Monday, September 12, 2011
14
14 has never seemed such a big number! because 14 weeks is still a really really long time to go D:
that being said, i have less than 100 working days left to ORD, if i forecast my offs and leaves. but well, the truth is i've still got 166 actual days to ORD! all according to whymustweserve.com.
i realise i have quite a lot of things i want to do before i devote the next 4 years to uni AND the rest of my life to working. and i'll have half a year to try and do them all!
before all that was a memory lane trip down hwachong. and that was on saturday, where we had pvsp and maf. i've always thought that the idea of pvsp is just simply brilliant! and i'm definitely going to play every year if i can make it, regardless whether there's frisbee or not.
this year, we got to play frisbee again! though moost of our girls went overseas, we managed to get jingyi and sarah to play. got second though, lost out to the seniors in the finals. though we were kinda disappointed we didnt win, i think we still enjoyed it pretty much nonetheless! :D $100 worth of capitaland vouchers plus a silver medal to boot! hehehe now my trophy/medals cabinet is rather crowded liao. i'm finding it hard to display all of them! :P the most important thing was to get back the feeling of playing with my batch again. and what tops it is playing on the same high sch main field we were so used to last time. hopefully we'll get to play again next year with more of our girls! this time, we'll be bringing the gold medal home. :D
MAF was great. got really really high singing all the old classics with the hcult people. went yelling away the songs with marcus. nearly lost my voice, but nowhere near daryl's true standard of losing his voice. LOL. the lyrics are just so well-written that i always look at the meaning of the song instead of listening to the tune. yes, i might not have chosen to go to hc out of my own free will, but i'm thankful for all the blessings in disguise that came my way ever since.

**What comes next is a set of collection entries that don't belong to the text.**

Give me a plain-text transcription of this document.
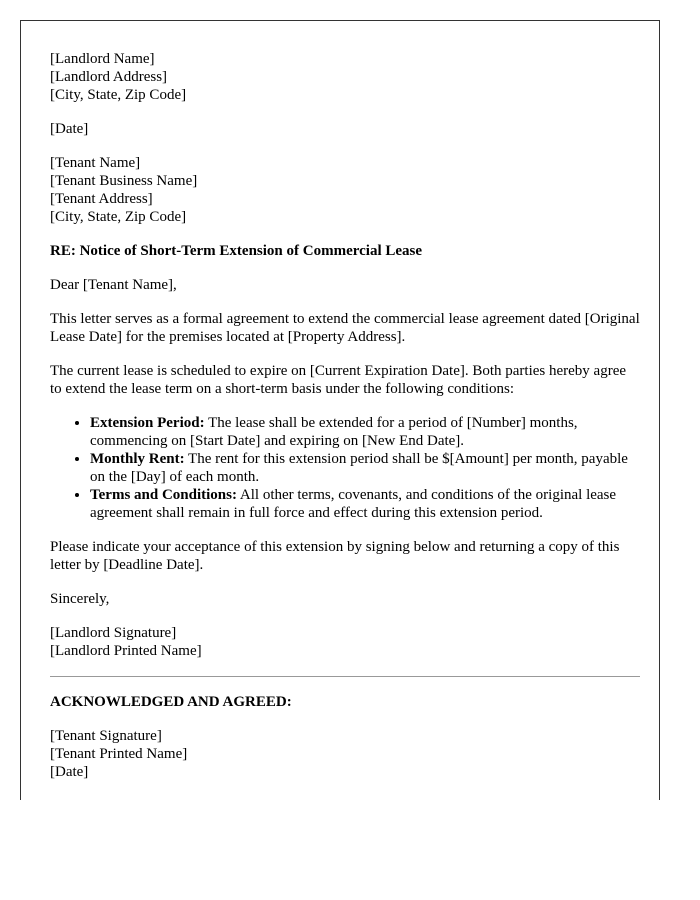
[Landlord Name]
[Landlord Address]
[City, State, Zip Code]
[Date]
[Tenant Name]
[Tenant Business Name]
[Tenant Address]
[City, State, Zip Code]

RE: Notice of Short-Term Extension of Commercial Lease

Dear [Tenant Name],

This letter serves as a formal agreement to extend the commercial lease agreement dated [Original Lease Date] for the premises located at [Property Address].

The current lease is scheduled to expire on [Current Expiration Date]. Both parties hereby agree to extend the lease term on a short-term basis under the following conditions:

• Extension Period: The lease shall be extended for a period of [Number] months, commencing on [Start Date] and expiring on [New End Date].
• Monthly Rent: The rent for this extension period shall be $[Amount] per month, payable on the [Day] of each month.
• Terms and Conditions: All other terms, covenants, and conditions of the original lease agreement shall remain in full force and effect during this extension period.

Please indicate your acceptance of this extension by signing below and returning a copy of this letter by [Deadline Date].

Sincerely,

[Landlord Signature]
[Landlord Printed Name]

ACKNOWLEDGED AND AGREED:

[Tenant Signature]
[Tenant Printed Name]
[Date]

met my jc classmates as well. i'm genuinely sorry to ningxin for not turning up at class dinner before maf despite promising to do so. :/ maybe i really shouldn't have said yes when i knew that it was going to depend on circumstances. but i know organisers hate it when people reply "maybe". argh i know that's just another excuse as well. :/ still, i felt really awkward meeting them at the class bench. whether it was because i just pangseh-ed dinner with them or it's because i always find it hard to talk to them. there's just absolutely zero common topic i can talk to them about.
even when i talk to them, i hate how the convo goes. not that it's their fault, i think it's because i feel it's damn zuozuo. like everything is forced. but i think i'm the one who's making the forced convo. and i feel so disgusted with myself. and then finally when maf ended, they were talking about going out somewhere to hang out. a bit of me wanted to spend some time with them. but the bigger part of me didn't. part of me wanted to go say bye to them. but part of me knew it'd be another zuozuo convo about why i'm not joining them again. and so i ran off. without saying anything. D: it sucked. D:
idk.. it just seems so hard to talk properly to them even though i do want to. it's just.. sad. D:
that's partly why i hate orientation camps/groups so much. all the friendliness can just so easily turn out to be a false image. like how jc class orientation appeared to be so rosy. i really hope uni wont be a repeat of it. it'd be a lot a lot worse, considering i'm staying in hall with them, at least for a year.
okay it's getting late. should try and go to bed now even though i slept like 10+3 hours today already. goodnight world.